If the conversion of cream into butter, which concentrates a suspension of dairy fat from 48 per cent to over 80 per cent, is one of the most straightforward of all culinary processes, it is also surprisingly mysterious. Culinary scientist Harold McGee says: "Exactly how churning works is still unknown." Essentially, it involves breaking down the protective membrane of foam in whipped cream by "persistent agitation". Stephen Harris, chef at the Michelin-starred Sportsman pub in Seasalter, Kent, is more graphic. "I beat the crap out of it."

Harris explains why he started making his own butter. "I could not get artisan butters in this area to compare with Bordier butter from St Malo in Brittany. I got some fantastic unpasteurised cream from a local dairy and it made the best butter I've ever tasted. Unfortunately, it fell foul of the environmental health officers so I switched to crème fraiche from the same dairy. The taste is amazing. Generally we add salt to the finished butter, but we also make a seaweed butter with dried sea lettuce. Our butter is expensive, but it has fantastic character." Yes, indeed. The homemade bread and butter at the Sportsman is in a different league to the usual humdrum offering. Cooked dishes also benefit from Stephen's exquisite butter. A starter of slip sole cooked with lemon and seaweed butter was the best fish dish I've had in years.

Scrambled eggs

Scrambled eggs made with good butter are one of the finest of all snacks. The dish makes a regular appearance in James Bond novels but it is inadvisable to follow Ian Fleming's recipe. Requiring 375g butter and 12 eggs, it is as potentially lethal as Bond's Walther PPK handgun. This recipe achieves luxurious results with more moderate quantities.
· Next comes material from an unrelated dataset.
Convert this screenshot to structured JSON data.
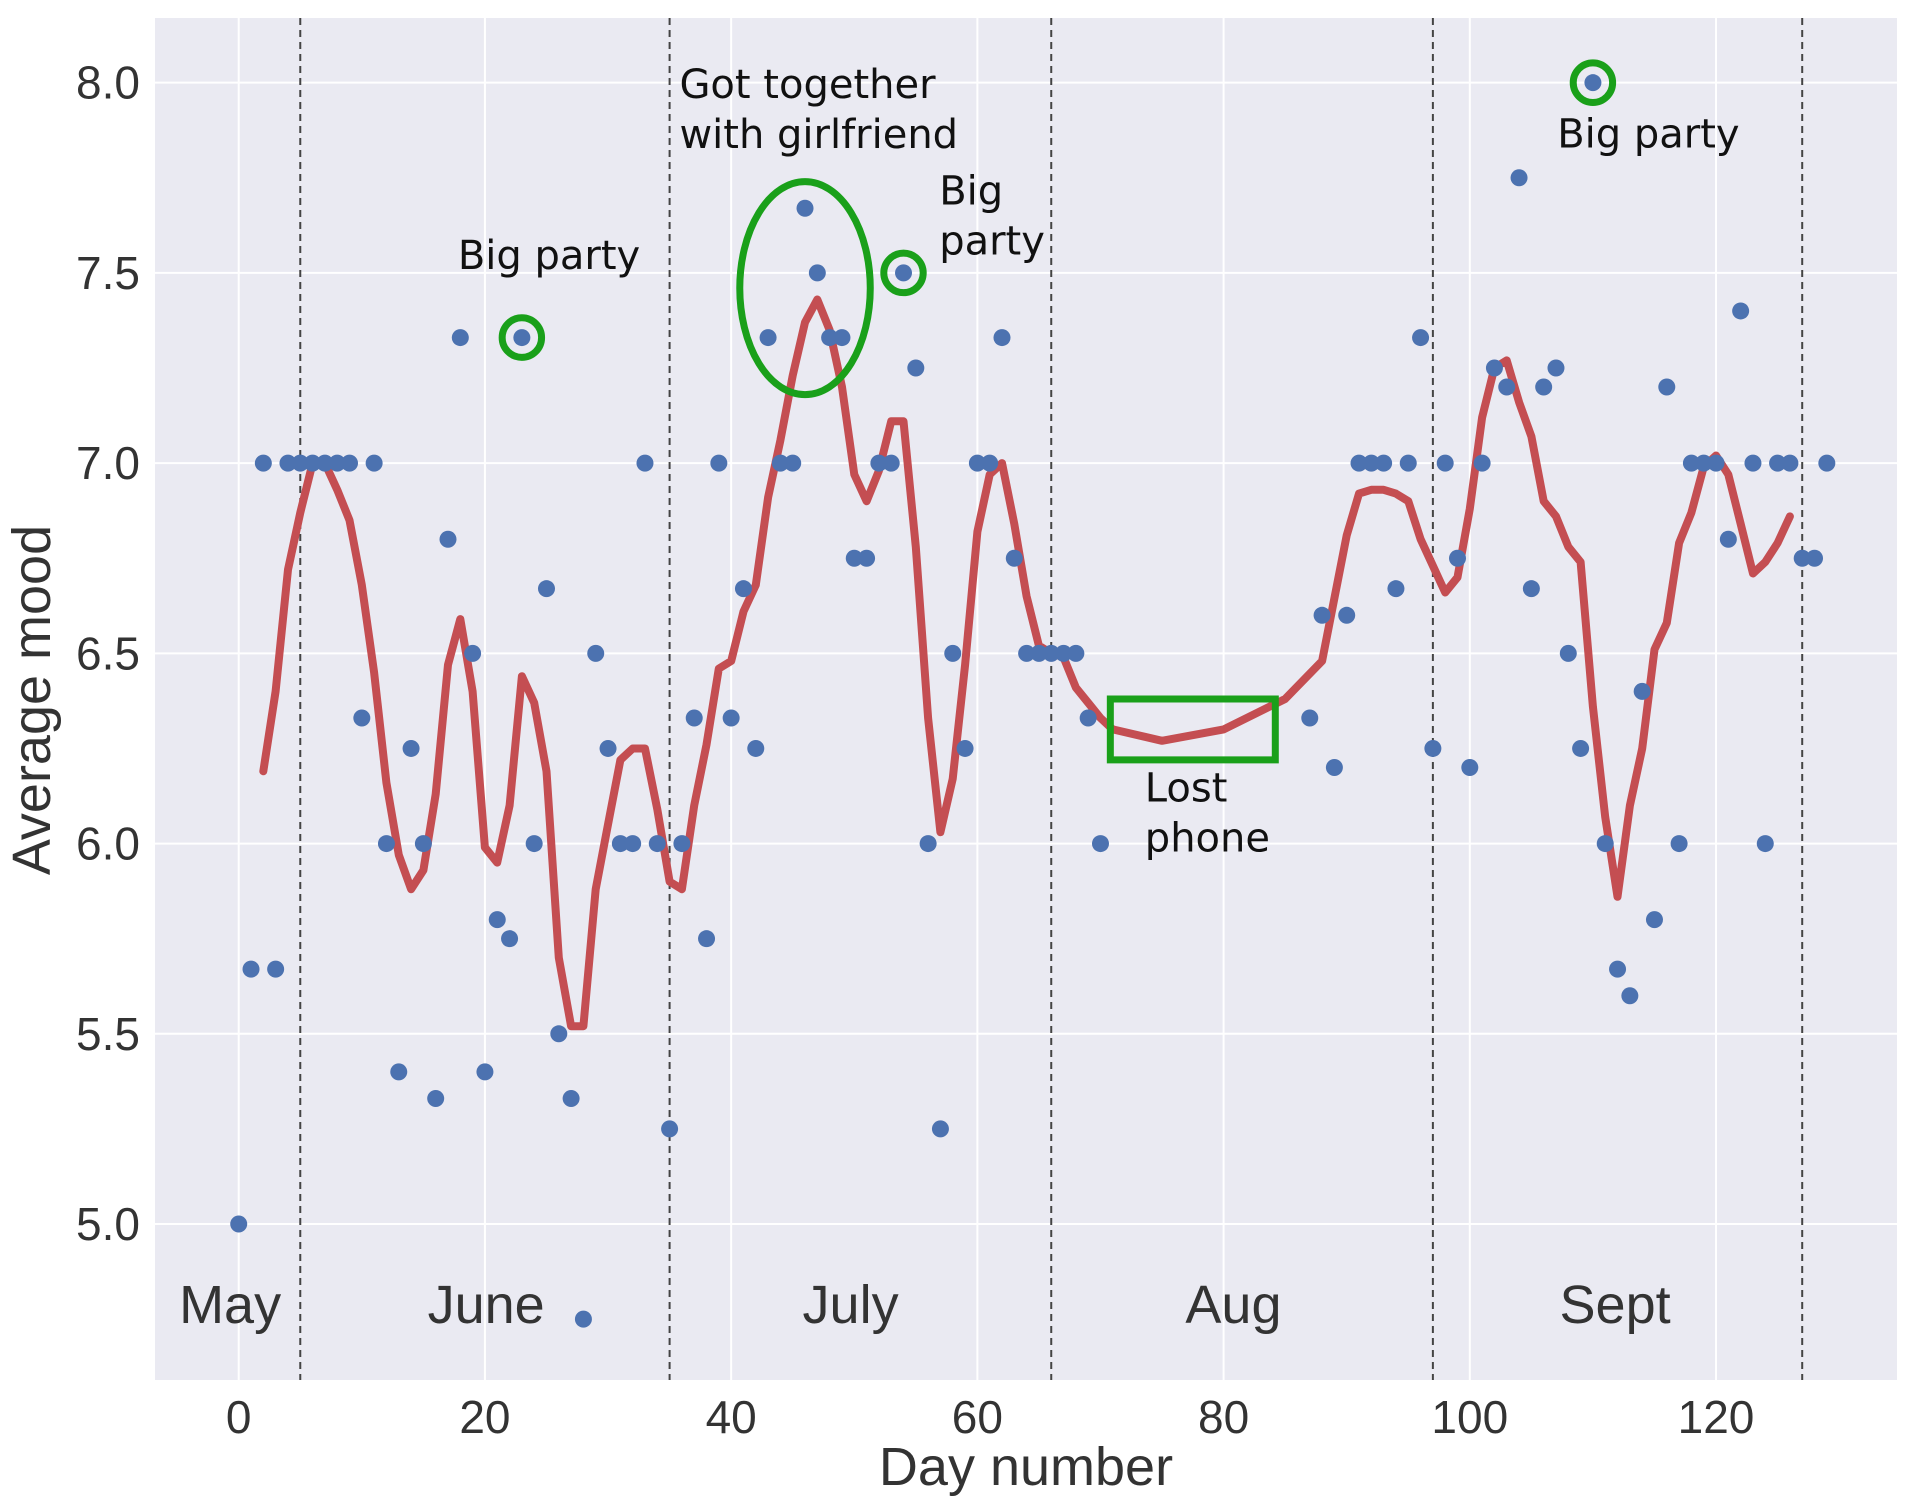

Melt a walnut-sized knob of unsalted butter in a small to medium cast-iron saucepan over the lowest heat on your hob. Crack open the eggs (you need at least four) and pour into a medium-sized mixing bowl. Lightly mix for four to five seconds with salt and pepper. When the butter has melted, add the eggs. Stir gently but more or less continuously with a wooden spoon, so curds break up as soon as they form on the bottom of the pan. After about five minutes, when the eggs have achieved the consistency of thick cream and show signs of setting, add another knob of butter and stir again. Continue stirring until the eggs have achieved a very light, creamy set. Serve immediately on buttered toast.

Lemon sole with caper butter

Allow three lemon sole fillets per person. Place the fillets on a foil-covered grill tray. Dot generously with unsalted butter, add a squeeze of lemon and sprinkle with a teaspoon of capers (drained of vinegar) per person. Cook fillets on each side under a medium-hot grill until they are just set and opaque. Remove the fillets with spatula and place on plates. Carefully lift the foil from the grill and pour capers and buttery cooking juices on to the fillets.